A new study issued this week by Celent, the Boston financial research and consulting firm, is finding small credit unions “overwhelmed” by the complexity of technology and competition.
The study, “Tipping Scale: Credit Union Consolidation”, is based on NCUA data from 2010 and found CUs under $50 million “are disappearing”, though the industry as a whole appears to be adjusting to the new environment.
“What is driving this change?” asked the report co-author, Bart Narter, senior vice president. “Competition driven by demand for mobile banking, consumer and business remote deposit capture and branch capture.”

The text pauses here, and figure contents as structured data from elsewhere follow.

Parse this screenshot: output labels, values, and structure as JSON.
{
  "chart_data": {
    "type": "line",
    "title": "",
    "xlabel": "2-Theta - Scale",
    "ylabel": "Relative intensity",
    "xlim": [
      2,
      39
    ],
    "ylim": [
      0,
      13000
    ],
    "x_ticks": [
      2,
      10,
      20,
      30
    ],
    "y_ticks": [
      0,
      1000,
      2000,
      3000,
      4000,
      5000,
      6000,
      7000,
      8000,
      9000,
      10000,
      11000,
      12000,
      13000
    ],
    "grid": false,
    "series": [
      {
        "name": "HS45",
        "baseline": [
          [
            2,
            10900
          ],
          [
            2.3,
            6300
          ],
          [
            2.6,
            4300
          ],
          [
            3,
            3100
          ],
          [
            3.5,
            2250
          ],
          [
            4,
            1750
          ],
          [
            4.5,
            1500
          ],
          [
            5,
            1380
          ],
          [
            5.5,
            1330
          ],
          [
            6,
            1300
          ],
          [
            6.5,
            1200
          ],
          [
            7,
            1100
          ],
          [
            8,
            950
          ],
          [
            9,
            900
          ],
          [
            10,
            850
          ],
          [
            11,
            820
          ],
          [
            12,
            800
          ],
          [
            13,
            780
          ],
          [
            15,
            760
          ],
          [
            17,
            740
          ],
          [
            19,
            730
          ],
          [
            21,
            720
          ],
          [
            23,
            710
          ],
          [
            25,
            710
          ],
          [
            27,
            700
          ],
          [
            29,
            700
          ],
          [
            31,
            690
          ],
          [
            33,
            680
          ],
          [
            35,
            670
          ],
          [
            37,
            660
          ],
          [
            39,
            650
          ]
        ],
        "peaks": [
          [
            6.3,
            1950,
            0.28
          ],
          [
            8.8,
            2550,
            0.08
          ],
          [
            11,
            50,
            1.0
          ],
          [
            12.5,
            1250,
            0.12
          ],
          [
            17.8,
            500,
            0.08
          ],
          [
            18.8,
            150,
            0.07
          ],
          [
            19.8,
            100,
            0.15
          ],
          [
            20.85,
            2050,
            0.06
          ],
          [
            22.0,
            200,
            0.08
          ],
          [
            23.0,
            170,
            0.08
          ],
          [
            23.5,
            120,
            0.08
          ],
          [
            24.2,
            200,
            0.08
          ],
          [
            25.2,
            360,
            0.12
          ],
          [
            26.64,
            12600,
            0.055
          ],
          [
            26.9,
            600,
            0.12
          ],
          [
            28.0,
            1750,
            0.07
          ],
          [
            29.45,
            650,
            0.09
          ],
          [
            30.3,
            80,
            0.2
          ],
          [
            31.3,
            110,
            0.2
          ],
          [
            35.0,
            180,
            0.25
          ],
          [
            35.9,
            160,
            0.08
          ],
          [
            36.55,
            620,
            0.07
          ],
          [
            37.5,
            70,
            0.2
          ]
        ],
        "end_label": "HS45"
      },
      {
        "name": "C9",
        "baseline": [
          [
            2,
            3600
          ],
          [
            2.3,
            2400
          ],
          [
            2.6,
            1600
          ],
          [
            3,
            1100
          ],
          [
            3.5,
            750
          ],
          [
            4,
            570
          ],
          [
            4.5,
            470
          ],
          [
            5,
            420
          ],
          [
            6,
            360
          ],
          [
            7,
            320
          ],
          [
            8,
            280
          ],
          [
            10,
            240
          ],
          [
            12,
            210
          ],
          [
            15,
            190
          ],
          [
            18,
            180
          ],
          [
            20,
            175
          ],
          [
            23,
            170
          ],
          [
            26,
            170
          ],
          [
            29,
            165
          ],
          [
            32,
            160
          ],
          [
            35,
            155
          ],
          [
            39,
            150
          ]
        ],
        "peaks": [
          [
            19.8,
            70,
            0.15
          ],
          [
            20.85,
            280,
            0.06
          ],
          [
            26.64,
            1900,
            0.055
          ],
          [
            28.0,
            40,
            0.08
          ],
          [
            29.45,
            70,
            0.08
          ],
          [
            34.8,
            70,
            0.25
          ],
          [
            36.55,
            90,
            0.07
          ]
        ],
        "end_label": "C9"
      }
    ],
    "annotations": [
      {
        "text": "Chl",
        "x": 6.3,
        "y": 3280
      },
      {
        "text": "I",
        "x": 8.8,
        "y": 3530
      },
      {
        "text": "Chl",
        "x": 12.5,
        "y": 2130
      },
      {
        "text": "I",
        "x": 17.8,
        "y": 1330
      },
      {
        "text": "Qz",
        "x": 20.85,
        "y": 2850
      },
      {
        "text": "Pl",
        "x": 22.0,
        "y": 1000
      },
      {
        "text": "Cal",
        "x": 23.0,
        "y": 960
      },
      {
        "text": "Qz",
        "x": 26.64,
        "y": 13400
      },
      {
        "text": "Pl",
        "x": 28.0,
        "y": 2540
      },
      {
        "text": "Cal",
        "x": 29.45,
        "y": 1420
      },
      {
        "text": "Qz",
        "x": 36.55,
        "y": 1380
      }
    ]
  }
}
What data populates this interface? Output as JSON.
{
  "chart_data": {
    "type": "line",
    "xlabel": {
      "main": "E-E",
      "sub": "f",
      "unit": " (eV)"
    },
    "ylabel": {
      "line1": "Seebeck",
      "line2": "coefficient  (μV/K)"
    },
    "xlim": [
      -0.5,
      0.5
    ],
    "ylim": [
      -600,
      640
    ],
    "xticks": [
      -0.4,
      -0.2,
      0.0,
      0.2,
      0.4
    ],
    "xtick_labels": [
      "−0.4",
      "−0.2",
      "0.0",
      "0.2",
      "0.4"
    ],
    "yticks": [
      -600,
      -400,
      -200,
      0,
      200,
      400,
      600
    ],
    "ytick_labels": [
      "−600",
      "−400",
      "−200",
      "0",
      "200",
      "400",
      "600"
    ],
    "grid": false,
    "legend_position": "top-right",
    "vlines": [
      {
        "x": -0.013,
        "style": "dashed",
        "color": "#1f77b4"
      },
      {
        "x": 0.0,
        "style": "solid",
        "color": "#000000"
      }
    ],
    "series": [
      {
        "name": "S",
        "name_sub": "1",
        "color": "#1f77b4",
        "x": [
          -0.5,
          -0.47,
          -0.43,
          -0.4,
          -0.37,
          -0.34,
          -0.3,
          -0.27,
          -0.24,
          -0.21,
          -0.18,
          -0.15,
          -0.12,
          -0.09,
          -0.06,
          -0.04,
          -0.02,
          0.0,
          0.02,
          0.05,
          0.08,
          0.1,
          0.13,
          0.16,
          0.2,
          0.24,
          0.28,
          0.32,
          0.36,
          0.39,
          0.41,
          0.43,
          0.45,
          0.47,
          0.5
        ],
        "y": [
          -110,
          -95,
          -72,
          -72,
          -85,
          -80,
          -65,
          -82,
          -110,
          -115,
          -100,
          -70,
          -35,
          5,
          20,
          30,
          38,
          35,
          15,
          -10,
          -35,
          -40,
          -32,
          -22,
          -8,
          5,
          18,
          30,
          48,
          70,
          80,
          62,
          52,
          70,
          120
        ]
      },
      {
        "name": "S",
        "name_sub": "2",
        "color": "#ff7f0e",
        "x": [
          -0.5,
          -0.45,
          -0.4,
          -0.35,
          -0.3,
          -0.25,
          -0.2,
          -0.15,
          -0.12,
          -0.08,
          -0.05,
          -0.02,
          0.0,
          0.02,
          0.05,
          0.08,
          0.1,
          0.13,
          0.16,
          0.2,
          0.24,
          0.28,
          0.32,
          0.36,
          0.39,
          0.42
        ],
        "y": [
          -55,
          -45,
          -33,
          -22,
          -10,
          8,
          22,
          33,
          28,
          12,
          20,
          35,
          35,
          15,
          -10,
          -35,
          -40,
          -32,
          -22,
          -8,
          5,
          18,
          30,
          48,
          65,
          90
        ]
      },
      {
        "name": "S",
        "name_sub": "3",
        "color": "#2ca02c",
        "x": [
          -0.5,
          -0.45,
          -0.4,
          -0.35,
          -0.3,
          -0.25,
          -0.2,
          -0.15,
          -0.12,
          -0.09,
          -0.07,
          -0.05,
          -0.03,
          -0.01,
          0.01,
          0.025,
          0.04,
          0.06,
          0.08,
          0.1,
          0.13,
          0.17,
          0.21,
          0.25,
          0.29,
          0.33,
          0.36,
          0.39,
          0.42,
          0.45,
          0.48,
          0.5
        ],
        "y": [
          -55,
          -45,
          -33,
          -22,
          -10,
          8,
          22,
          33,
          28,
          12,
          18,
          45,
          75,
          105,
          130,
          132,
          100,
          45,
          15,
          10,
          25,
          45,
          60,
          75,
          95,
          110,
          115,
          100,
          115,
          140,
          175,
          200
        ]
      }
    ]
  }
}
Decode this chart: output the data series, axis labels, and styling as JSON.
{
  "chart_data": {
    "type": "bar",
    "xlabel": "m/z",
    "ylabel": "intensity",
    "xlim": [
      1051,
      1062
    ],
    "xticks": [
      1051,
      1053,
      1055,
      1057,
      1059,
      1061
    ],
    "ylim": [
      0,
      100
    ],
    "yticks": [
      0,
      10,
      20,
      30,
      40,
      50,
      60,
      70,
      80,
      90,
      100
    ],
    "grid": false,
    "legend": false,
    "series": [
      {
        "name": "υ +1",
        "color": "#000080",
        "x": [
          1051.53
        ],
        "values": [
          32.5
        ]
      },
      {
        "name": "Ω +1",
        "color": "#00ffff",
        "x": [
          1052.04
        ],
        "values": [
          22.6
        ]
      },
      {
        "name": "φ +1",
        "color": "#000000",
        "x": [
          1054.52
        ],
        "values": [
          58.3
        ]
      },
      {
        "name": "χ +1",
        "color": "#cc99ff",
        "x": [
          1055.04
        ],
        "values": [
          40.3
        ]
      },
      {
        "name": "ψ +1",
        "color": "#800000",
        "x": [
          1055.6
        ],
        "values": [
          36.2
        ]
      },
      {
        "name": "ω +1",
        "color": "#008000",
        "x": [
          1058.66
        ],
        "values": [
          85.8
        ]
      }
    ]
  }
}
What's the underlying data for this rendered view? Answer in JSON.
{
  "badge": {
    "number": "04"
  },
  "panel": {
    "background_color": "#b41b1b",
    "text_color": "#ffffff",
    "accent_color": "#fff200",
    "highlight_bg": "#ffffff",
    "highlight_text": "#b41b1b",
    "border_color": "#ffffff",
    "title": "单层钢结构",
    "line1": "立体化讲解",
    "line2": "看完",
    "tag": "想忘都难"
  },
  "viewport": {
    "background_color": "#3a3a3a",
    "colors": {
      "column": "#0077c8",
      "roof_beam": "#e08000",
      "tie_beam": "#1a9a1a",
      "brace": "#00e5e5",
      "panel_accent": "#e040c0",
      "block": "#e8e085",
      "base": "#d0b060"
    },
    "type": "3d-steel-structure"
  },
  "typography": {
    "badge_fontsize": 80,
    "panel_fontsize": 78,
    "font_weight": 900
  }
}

The study found that smaller CUs “don’t have the scale to create these offerings and even the larger credit unions dwarfed by the size of their bank competitors are finding it difficult to keep up.”
In the past, “credit unions simply required a branch or two, a core banking system and ATM but in the past 10 years “Internet banking, bill pay, know your customers and office of foreign assets control compliance” have all become “table stakes,” Narter said.
In reporting on the CU diminishment, the study noted that the number of CUs in the U.S. “is declining rapidly from 10,316 at the end of 2,000 to 7,330 at the end of 2010.”
The vast majority of this consolidation “is taking place in the smaller credit union with assets under $50 million. However, CUs over $500 million “are vastly outgrowing any other category relative to their tier,” the Celent report said.
Celent, which has done most of its work on the banking sector, said this is the third recent report on credit unions, with the previous two covering core data processing at both large and small CUs.